Evaluation of base classifiers
evaluation/<tumor-type>/<gene>.eval.pickle.gz
Performance information of the base models kept separately. Each data instance is a dictionary with correlative lists of values computed for each base classifier. We computed the following performance metrics:
- auc:
area under the ROC curve
- mcc:
Matthews correlation coefficient
- logloss:
Log-loss or cross-entropy
- precision:
Precision, a.k.a. positive predictive value (PPV), true-over-positive rate.
- npv:
Negative predictive value, i.e. the false-over-negative rate.
- recall:
Recall, a.k.a. sensitivity, i.e. the positive-over-true rate.
- fscore:
F-score, i.e. harmonic mean of precision and recall.
- \(F_{50}\) (fscore50):
\(F_{\beta}\) with \(\beta=0.5\); in particular, this score primes more precision over recall than the F-score.
- accuracy:
Accuracy, i.e. rate of correctly classified mutations over all predictions.
- balance:
Test dataset balance, i.e. deviation of the proportion of labels from 0.5; perfect balance should yield 0.
- calibration:
Calibrarion, i.e. extent to which the average boostDM predicted score matches the proportion of positive labels – which in case of a balanced set would give 0.5. This is computed as \((\overline{\hat{y}_i} - \overline{y}_i) / \overline{y}_i\), where \(\hat{y}_i\) are the boostDM predicted values, \(y_i\) are the true labels, and bars denote averaging.
- size:
Test size, i.e. total number of mutations in the test set.
Saturation predictions
saturation/prediction/<gene>.<tumor-type>.prediction.tsv.gz
Predictions for all possible mutations in the canonical transcript for a specific gene in a tumor type context. The file includes the following columns:
gene, ENSEMBL_TRANSCRIPT, ENSEMBL_GENE, chr, pos, alt, aachange, CLUSTL_SCORE, CLUSTL_cat_1, CLUSTL_cat_2, HotMaps_cat_1, HotMaps_cat_2, smRegions_cat_1, smRegions_cat_2, PhyloP, nmdAcetylation, Methylation, Phosphorylation, Regulatory_Site, Ubiquitination, csqn_type_missense, csqn_type_nonsense, csqn_type_splicing, csqn_type_synonymous, role_Act, role_LoF, selected_model_ttype, selected_model_gene, boostDM_score, boostDM_class, shap_CLUSTL_SCORE, shap_CLUSTL_cat_1, shap_CLUSTL_cat_2, shap_HotMaps_cat_1, shap_HotMaps_cat_2, shap_smRegions_cat_1, shap_smRegions_cat_2, shap_PhyloP, shap_nmd, shap_Acetylation, shap_Methylation, shap_Phosphorylation, shap_Regulatory_Site, shap_Ubiquitination, shap_csqn_type_missense, shap_csqn_type_nonsense, shap_csqn_type_splicing, shap_csqn_type_synonymous, shap_role_Act, shap_role_LoF
- Columns with
shap_
prefix: They denote the SHAP values corresponding to the prefixed features. The meaning of these values are explained in the section Shapley Additive Explanations.

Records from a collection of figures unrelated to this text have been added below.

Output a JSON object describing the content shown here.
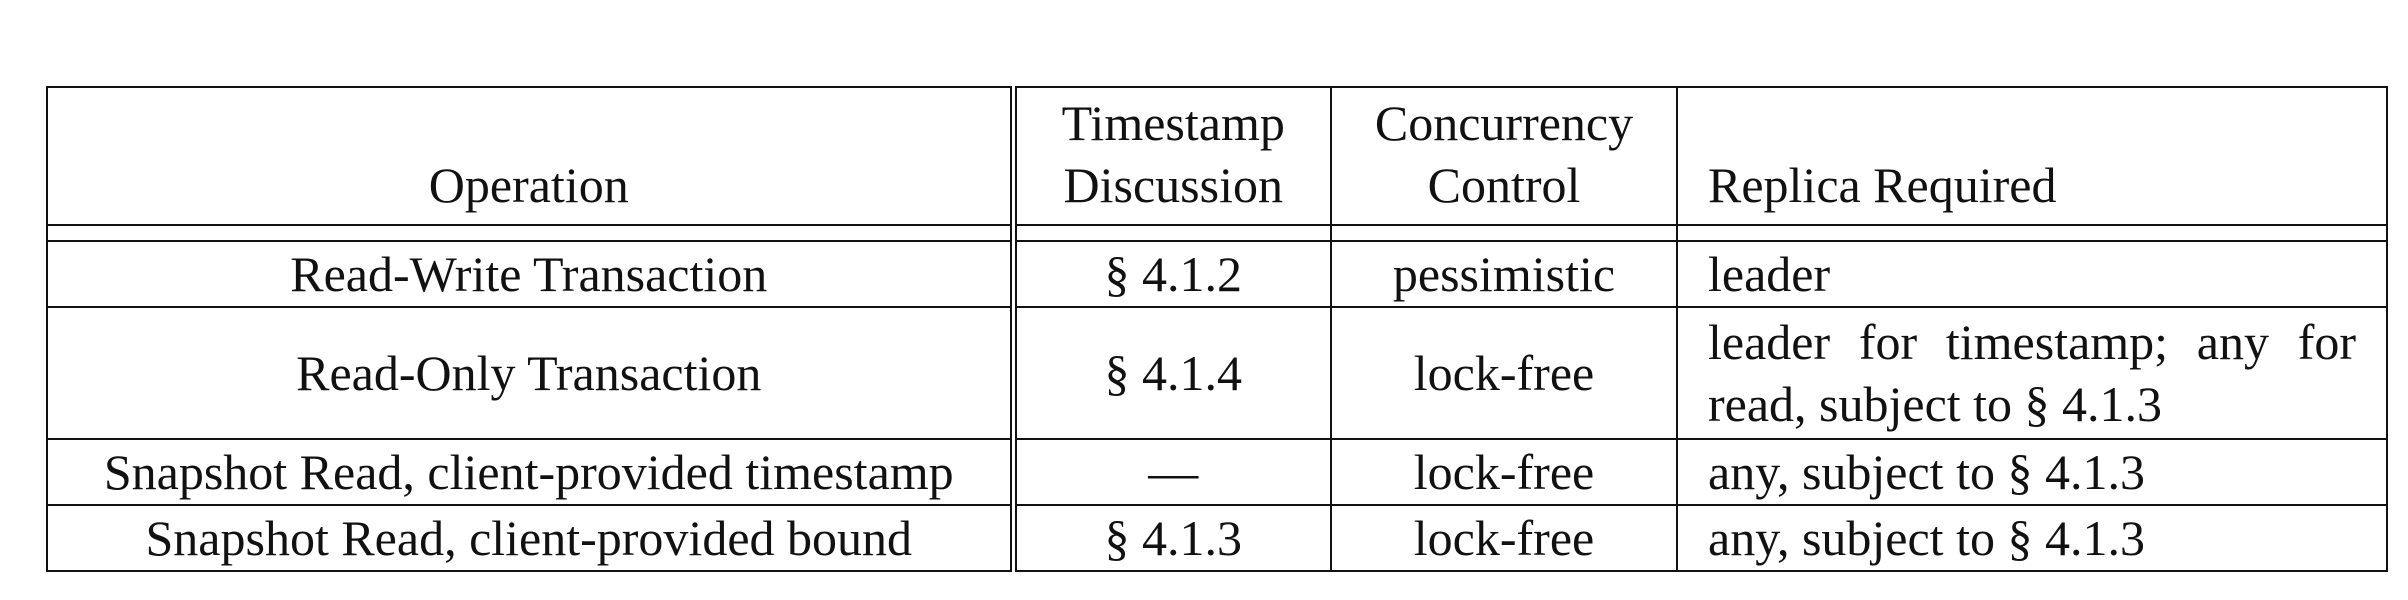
{
  "table": {
    "headers": {
      "operation": "Operation",
      "timestamp_line1": "Timestamp",
      "timestamp_line2": "Discussion",
      "concurrency_line1": "Concurrency",
      "concurrency_line2": "Control",
      "replica": "Replica Required"
    },
    "rows": [
      {
        "operation": "Read-Write Transaction",
        "timestamp": "§ 4.1.2",
        "concurrency": "pessimistic",
        "replica": "leader"
      },
      {
        "operation": "Read-Only Transaction",
        "timestamp": "§ 4.1.4",
        "concurrency": "lock-free",
        "replica": "leader for timestamp; any for read, subject to § 4.1.3"
      },
      {
        "operation": "Snapshot Read, client-provided timestamp",
        "timestamp": "—",
        "concurrency": "lock-free",
        "replica": "any, subject to § 4.1.3"
      },
      {
        "operation": "Snapshot Read, client-provided bound",
        "timestamp": "§ 4.1.3",
        "concurrency": "lock-free",
        "replica": "any, subject to § 4.1.3"
      }
    ]
  }
}
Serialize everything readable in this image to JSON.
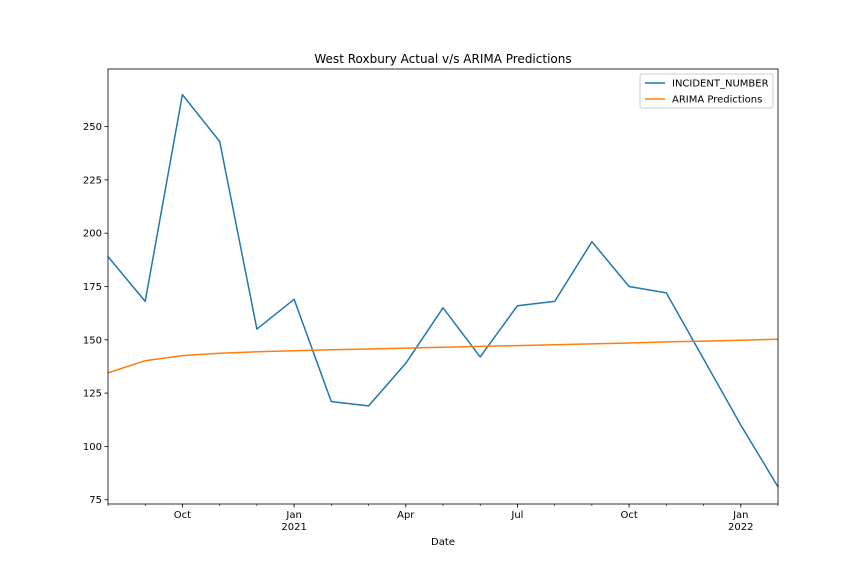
{
  "chart_data": {
    "type": "line",
    "title": "West Roxbury Actual v/s ARIMA Predictions",
    "xlabel": "Date",
    "ylabel": "",
    "x": [
      "2020-08",
      "2020-09",
      "2020-10",
      "2020-11",
      "2020-12",
      "2021-01",
      "2021-02",
      "2021-03",
      "2021-04",
      "2021-05",
      "2021-06",
      "2021-07",
      "2021-08",
      "2021-09",
      "2021-10",
      "2021-11",
      "2021-12",
      "2022-01",
      "2022-02"
    ],
    "xlim": [
      "2020-08",
      "2022-02"
    ],
    "ylim": [
      73,
      277
    ],
    "x_ticks_major": [
      {
        "x": "2020-10",
        "label": "Oct",
        "sublabel": ""
      },
      {
        "x": "2021-01",
        "label": "Jan",
        "sublabel": "2021"
      },
      {
        "x": "2021-04",
        "label": "Apr",
        "sublabel": ""
      },
      {
        "x": "2021-07",
        "label": "Jul",
        "sublabel": ""
      },
      {
        "x": "2021-10",
        "label": "Oct",
        "sublabel": ""
      },
      {
        "x": "2022-01",
        "label": "Jan",
        "sublabel": "2022"
      }
    ],
    "y_ticks": [
      75,
      100,
      125,
      150,
      175,
      200,
      225,
      250
    ],
    "grid": false,
    "legend_position": "top-right",
    "series": [
      {
        "name": "INCIDENT_NUMBER",
        "color": "#1f77b4",
        "values": [
          189,
          168,
          265,
          243,
          155,
          169,
          121,
          119,
          139,
          165,
          142,
          166,
          168,
          196,
          175,
          172,
          141,
          110,
          81
        ]
      },
      {
        "name": "ARIMA Predictions",
        "color": "#ff7f0e",
        "values": [
          134.5,
          140.2,
          142.6,
          143.7,
          144.4,
          144.9,
          145.3,
          145.7,
          146.1,
          146.5,
          146.9,
          147.3,
          147.7,
          148.1,
          148.5,
          149.0,
          149.4,
          149.8,
          150.3
        ]
      }
    ]
  }
}
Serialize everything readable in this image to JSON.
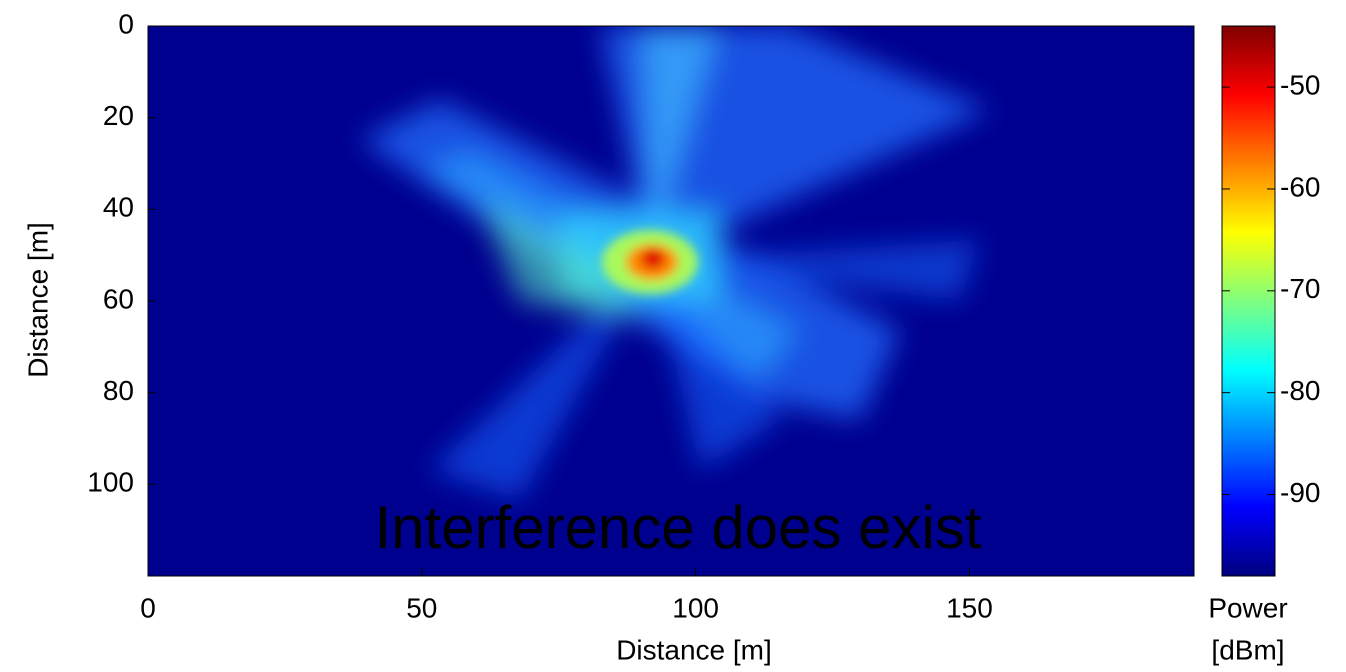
{
  "chart_data": {
    "type": "heatmap",
    "xlabel": "Distance [m]",
    "ylabel": "Distance [m]",
    "xlim": [
      0,
      191
    ],
    "xticks": [
      0,
      50,
      100,
      150
    ],
    "ylim": [
      0,
      120
    ],
    "yticks": [
      0,
      20,
      40,
      60,
      80,
      100
    ],
    "y_inverted": true,
    "colormap": "jet",
    "clim": [
      -98,
      -44
    ],
    "colorbar_ticks": [
      -50,
      -60,
      -70,
      -80,
      -90
    ],
    "colorbar_label": [
      "Power",
      "[dBm]"
    ],
    "annotation": "Interference does exist",
    "annotation_color": "#ff2a00"
  }
}
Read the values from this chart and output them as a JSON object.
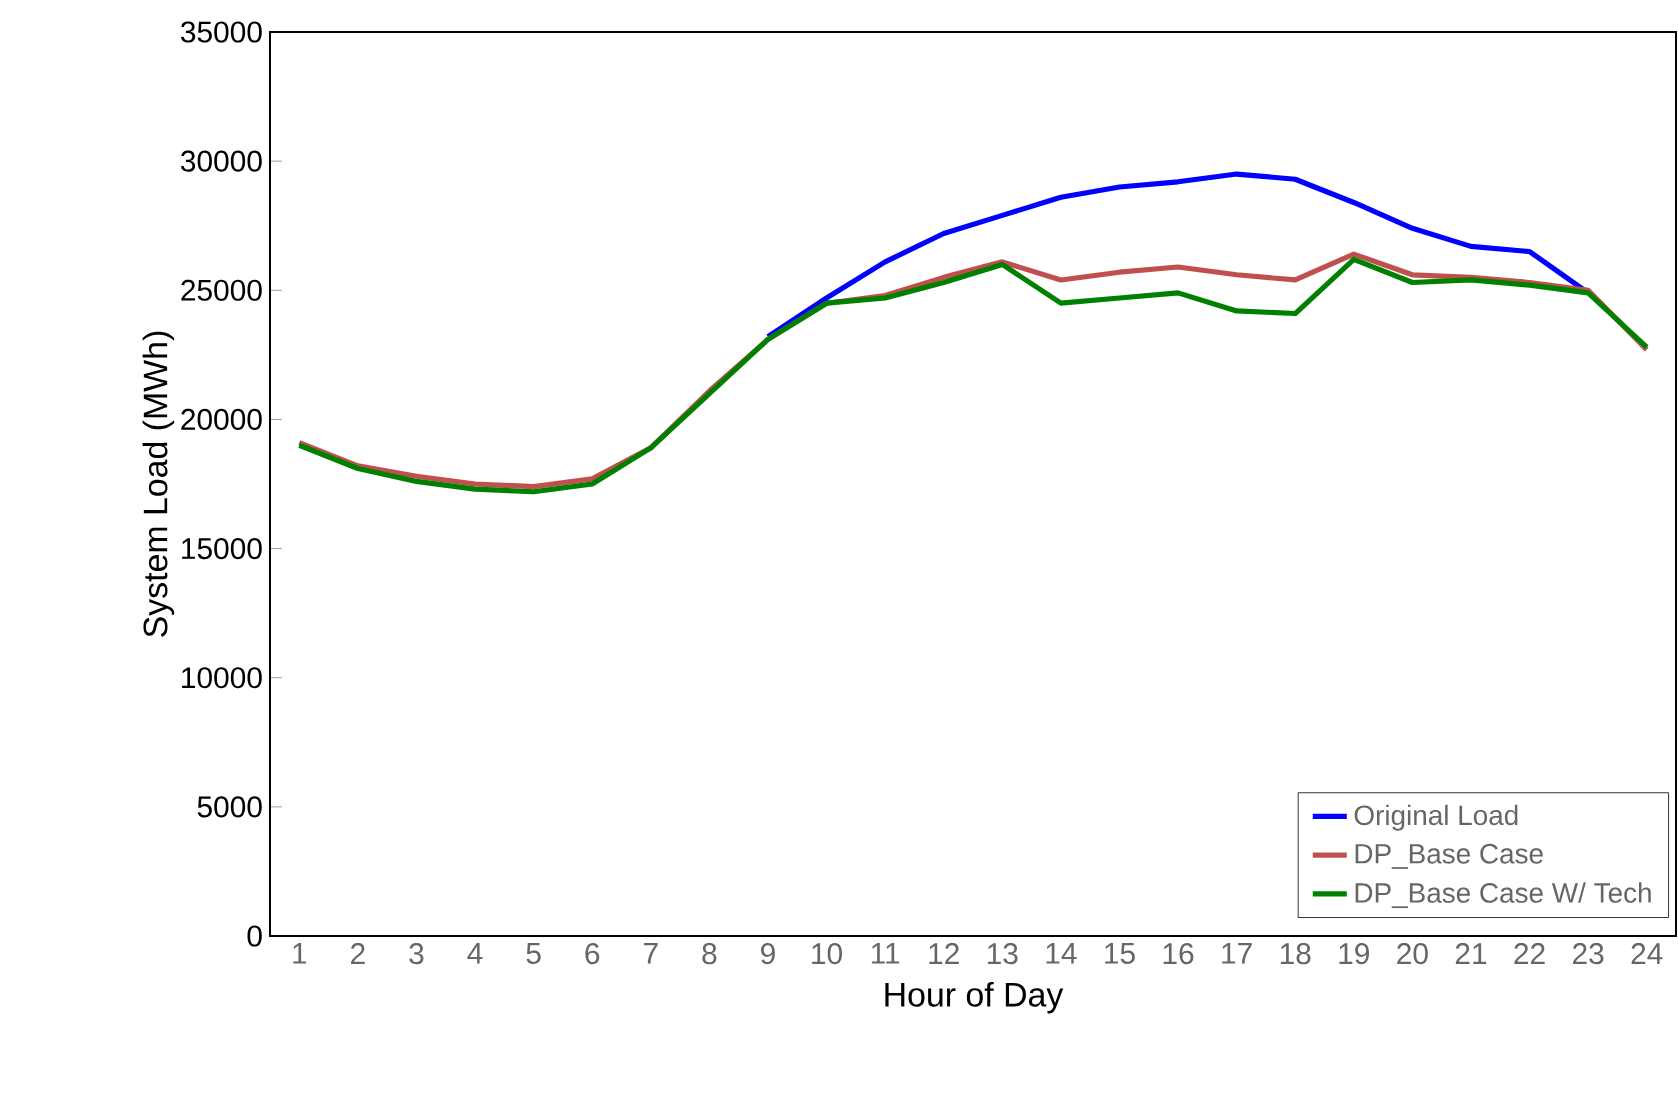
{
  "chart_data": {
    "type": "line",
    "xlabel": "Hour of Day",
    "ylabel": "System Load (MWh)",
    "categories": [
      "1",
      "2",
      "3",
      "4",
      "5",
      "6",
      "7",
      "8",
      "9",
      "10",
      "11",
      "12",
      "13",
      "14",
      "15",
      "16",
      "17",
      "18",
      "19",
      "20",
      "21",
      "22",
      "23",
      "24"
    ],
    "ylim": [
      0,
      35000
    ],
    "yticks": [
      0,
      5000,
      10000,
      15000,
      20000,
      25000,
      30000,
      35000
    ],
    "grid": false,
    "legend": "bottom right",
    "marker": "none",
    "line_style": "solid",
    "series": [
      {
        "name": "Original Load",
        "color": "#0000ff",
        "values": [
          null,
          null,
          null,
          null,
          null,
          null,
          null,
          null,
          23200,
          24700,
          26100,
          27200,
          27900,
          28600,
          29000,
          29200,
          29500,
          29300,
          28400,
          27400,
          26700,
          26500,
          24900,
          null
        ]
      },
      {
        "name": "DP_Base Case",
        "color": "#c0504d",
        "values": [
          19100,
          18200,
          17800,
          17500,
          17400,
          17700,
          18900,
          21100,
          23100,
          24500,
          24800,
          25500,
          26100,
          25400,
          25700,
          25900,
          25600,
          25400,
          26400,
          25600,
          25500,
          25300,
          25000,
          22700
        ]
      },
      {
        "name": "DP_Base Case W/ Tech",
        "color": "#008000",
        "values": [
          19000,
          18100,
          17600,
          17300,
          17200,
          17500,
          18900,
          21000,
          23100,
          24500,
          24700,
          25300,
          26000,
          24500,
          24700,
          24900,
          24200,
          24100,
          26200,
          25300,
          25400,
          25200,
          24900,
          22800
        ]
      }
    ]
  }
}
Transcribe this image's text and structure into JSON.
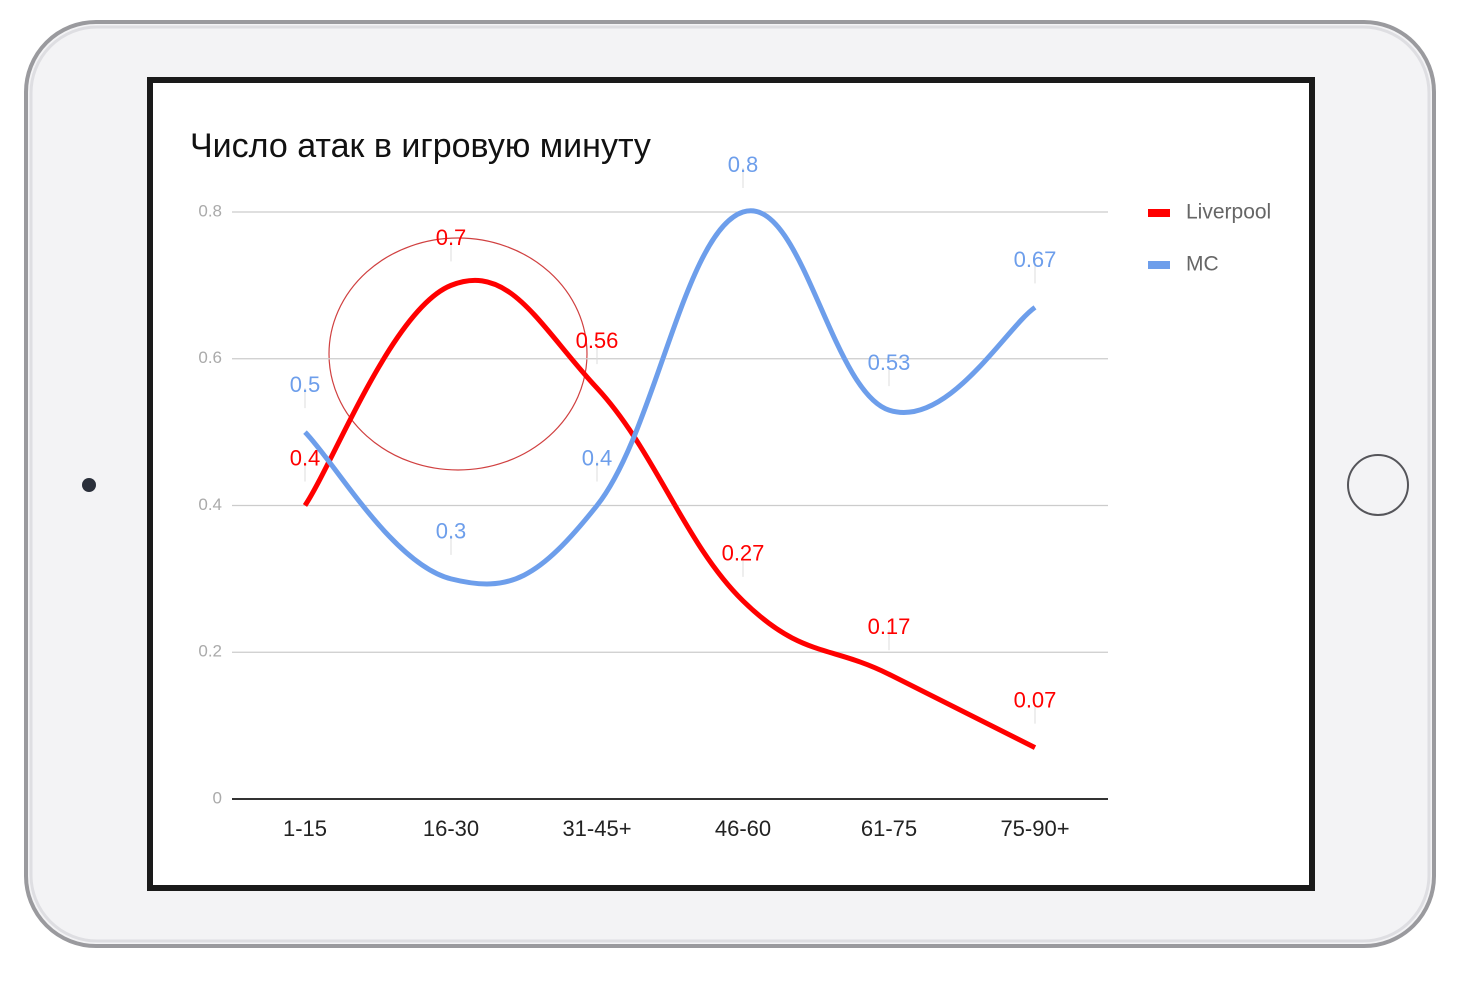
{
  "chart_data": {
    "type": "line",
    "title": "Число атак в игровую минуту",
    "categories": [
      "1-15",
      "16-30",
      "31-45+",
      "46-60",
      "61-75",
      "75-90+"
    ],
    "series": [
      {
        "name": "Liverpool",
        "color": "#ff0000",
        "values": [
          0.4,
          0.7,
          0.56,
          0.27,
          0.17,
          0.07
        ]
      },
      {
        "name": "MC",
        "color": "#6d9eeb",
        "values": [
          0.5,
          0.3,
          0.4,
          0.8,
          0.53,
          0.67
        ]
      }
    ],
    "ylim": [
      0,
      0.8
    ],
    "yticks": [
      0,
      0.2,
      0.4,
      0.6,
      0.8
    ],
    "grid": true,
    "legend": "right"
  }
}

- selected_gene_model, selected_model_ttype:
Represent the gene and tumor type context that was used to cast the predictions, in other words, which model was employed to cast the predictions in this case.
- boostDM_score, boostDM_class:
Denote the prediction score and whether this score is higher than 0.5 which the method established as the threshold for driver potential.
- Deprecation note:
At the moment the columns selected_gene_model, role_Act, role_LoF, shap_role_Act, shap_role_LoF are not informative. They were used in preliminary versions of the pipeline to handle analyses where pools of mutations from distinct genes were used for training meta-gene models. The current approach precludes this analysis and these columns will not be supported in forthcoming versions of the tool.